Initiative seeking a healthy New Year
Published 9:11 am Monday, January 2, 2012
SOUTH POINT — “New Year, New You” is the theme for January, according to officials with the Lawrence County Health and Wellness Initiative.
The fledgling organization is encouraging individuals to renew and reinvent themselves in the New year by pursuing a positive health change.
“It’s not really a New Year’s resolution, but a commitment to improve your own personal health and wellness,” said Dr. David Lucas, initiative founder and coordinator. He said individuals could personalize their goals to be “whatever it would take to make those changes in you.” For example, he said, individuals could work toward weight loss if they are overweight or if they are diabetic, they might concentrate on managing their disease better.

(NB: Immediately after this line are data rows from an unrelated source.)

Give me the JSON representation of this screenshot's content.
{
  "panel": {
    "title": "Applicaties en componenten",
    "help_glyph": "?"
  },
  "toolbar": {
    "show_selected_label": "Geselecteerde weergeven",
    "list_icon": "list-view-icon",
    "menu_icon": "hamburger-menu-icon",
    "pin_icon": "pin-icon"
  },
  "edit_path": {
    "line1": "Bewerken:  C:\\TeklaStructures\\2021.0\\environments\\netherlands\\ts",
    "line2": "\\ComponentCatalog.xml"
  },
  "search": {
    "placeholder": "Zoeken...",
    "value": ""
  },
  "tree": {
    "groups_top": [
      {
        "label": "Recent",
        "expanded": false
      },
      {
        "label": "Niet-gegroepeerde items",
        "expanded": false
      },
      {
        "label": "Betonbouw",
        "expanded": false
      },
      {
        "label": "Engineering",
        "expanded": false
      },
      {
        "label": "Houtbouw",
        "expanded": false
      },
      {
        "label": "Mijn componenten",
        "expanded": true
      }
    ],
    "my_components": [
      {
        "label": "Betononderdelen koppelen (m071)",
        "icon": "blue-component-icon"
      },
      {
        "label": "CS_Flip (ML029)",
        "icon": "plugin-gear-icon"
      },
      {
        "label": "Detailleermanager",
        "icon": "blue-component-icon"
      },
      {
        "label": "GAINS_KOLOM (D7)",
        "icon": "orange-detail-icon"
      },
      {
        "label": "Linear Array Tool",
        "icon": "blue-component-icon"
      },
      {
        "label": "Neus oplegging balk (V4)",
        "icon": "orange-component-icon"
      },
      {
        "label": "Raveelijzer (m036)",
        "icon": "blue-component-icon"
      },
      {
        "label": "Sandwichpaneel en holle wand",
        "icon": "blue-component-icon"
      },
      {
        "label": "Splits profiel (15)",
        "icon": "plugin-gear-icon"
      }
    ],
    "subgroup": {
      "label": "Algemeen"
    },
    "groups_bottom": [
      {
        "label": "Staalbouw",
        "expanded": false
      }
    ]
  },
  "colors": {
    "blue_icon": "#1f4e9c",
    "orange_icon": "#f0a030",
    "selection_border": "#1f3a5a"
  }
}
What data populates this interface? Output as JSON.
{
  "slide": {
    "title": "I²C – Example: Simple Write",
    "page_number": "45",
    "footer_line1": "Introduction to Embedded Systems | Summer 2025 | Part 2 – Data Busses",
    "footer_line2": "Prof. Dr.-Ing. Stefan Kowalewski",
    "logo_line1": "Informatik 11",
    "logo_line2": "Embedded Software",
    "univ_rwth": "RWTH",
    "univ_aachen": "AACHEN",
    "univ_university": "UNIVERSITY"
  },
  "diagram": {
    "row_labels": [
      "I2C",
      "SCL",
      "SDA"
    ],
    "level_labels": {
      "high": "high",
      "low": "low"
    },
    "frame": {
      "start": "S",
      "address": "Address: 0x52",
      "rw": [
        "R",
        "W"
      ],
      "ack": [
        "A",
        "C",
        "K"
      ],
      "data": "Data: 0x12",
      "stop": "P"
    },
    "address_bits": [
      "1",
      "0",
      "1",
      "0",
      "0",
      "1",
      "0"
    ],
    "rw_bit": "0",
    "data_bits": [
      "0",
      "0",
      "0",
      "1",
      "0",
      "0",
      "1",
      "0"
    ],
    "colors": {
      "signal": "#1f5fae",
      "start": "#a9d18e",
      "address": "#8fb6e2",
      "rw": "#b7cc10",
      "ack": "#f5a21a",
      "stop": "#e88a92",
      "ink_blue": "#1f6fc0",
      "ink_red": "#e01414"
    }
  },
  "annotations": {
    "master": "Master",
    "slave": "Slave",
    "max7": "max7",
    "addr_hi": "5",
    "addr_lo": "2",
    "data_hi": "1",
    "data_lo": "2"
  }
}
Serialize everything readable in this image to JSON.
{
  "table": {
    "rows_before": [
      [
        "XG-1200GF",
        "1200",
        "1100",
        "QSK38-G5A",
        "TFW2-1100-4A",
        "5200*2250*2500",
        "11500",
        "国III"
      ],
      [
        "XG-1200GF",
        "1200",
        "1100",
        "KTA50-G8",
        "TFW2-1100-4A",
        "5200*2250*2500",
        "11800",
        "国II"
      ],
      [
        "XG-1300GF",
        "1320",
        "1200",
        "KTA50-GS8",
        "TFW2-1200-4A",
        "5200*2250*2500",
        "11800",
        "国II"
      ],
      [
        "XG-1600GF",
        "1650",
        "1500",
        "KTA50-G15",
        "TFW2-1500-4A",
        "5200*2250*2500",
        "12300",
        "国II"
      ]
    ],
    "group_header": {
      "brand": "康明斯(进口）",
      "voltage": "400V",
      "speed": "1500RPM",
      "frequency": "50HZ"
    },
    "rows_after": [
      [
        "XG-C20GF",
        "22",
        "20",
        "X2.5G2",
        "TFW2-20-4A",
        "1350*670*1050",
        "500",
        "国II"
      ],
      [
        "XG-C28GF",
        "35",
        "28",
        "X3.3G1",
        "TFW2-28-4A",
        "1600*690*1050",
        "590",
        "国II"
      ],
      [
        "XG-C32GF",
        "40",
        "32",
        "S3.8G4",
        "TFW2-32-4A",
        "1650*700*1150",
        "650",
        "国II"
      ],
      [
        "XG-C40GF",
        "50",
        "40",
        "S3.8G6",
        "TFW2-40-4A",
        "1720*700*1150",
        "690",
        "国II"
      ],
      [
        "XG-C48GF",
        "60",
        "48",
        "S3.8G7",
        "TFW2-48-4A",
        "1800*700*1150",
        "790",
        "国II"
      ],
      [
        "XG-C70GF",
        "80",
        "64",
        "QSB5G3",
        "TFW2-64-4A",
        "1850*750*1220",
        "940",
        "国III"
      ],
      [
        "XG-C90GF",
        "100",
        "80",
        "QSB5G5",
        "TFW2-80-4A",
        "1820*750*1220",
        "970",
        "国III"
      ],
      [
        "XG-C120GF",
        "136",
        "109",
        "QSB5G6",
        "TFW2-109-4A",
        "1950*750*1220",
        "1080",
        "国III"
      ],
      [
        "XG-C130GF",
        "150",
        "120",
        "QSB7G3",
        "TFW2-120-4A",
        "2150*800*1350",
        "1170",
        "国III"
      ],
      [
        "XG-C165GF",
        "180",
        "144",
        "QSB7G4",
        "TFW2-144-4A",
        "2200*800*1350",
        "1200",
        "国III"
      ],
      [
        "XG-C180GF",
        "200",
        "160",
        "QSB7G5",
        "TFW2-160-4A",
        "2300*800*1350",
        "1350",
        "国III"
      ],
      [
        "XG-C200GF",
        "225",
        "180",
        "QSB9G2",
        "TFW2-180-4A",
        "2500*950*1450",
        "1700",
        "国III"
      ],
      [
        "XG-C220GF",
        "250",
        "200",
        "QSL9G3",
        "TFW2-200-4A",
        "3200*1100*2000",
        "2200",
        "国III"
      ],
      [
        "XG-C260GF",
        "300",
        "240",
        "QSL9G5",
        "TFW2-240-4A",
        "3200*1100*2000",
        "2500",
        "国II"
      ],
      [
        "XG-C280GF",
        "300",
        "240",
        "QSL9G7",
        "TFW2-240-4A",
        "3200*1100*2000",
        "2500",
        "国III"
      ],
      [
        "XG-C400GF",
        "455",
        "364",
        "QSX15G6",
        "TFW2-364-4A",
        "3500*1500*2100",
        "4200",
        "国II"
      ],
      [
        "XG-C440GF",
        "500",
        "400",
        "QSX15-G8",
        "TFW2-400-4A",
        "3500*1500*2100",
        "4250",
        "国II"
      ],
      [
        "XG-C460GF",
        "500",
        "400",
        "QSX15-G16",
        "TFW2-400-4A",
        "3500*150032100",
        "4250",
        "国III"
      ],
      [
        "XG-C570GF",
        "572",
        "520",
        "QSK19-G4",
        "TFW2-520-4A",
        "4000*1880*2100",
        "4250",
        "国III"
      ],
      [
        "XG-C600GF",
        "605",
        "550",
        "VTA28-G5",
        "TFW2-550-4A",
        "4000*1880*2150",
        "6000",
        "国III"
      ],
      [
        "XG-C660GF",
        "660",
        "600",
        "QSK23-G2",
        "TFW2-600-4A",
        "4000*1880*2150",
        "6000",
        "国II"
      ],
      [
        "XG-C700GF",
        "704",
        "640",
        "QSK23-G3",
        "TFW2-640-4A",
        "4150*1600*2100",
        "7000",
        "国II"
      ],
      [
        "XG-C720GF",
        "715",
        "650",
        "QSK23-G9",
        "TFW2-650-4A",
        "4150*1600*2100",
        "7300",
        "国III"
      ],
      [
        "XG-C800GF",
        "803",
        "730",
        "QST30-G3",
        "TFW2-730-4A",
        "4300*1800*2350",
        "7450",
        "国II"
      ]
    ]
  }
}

Lucas said the Initiative plans to have a theme each month this year and will provide information on its web site (https://sites.google.com/site/lawcohealthandwellness) to help people make the health changes being emphasized. Monthly themes are the first public outreach by the initiative, which soon hopes to introduce programs into all county schools and have a presence at this year’s Lawrence County Junior Fair.
Enthusiasm continues to grow around the movement, swelling the ranks of motivated participants, according to Lucas.
A second meeting at South Point High School several weeks ago, turned out nearly 40 attendees including even more professionals from a range of industries in Lawrence County. Lucas said, “These people are very concerned about health in Lawrence County it is in their hearts and minds, and what they can do to change it. These folks are really into collaboration.”
Lucas said each of the previously established six “action circles” that focus on health behaviors, health education, access, quality health care, physical environment, and social factors were expanded and the group continues to move forward laying the foundation for a comprehensive grass roots effort.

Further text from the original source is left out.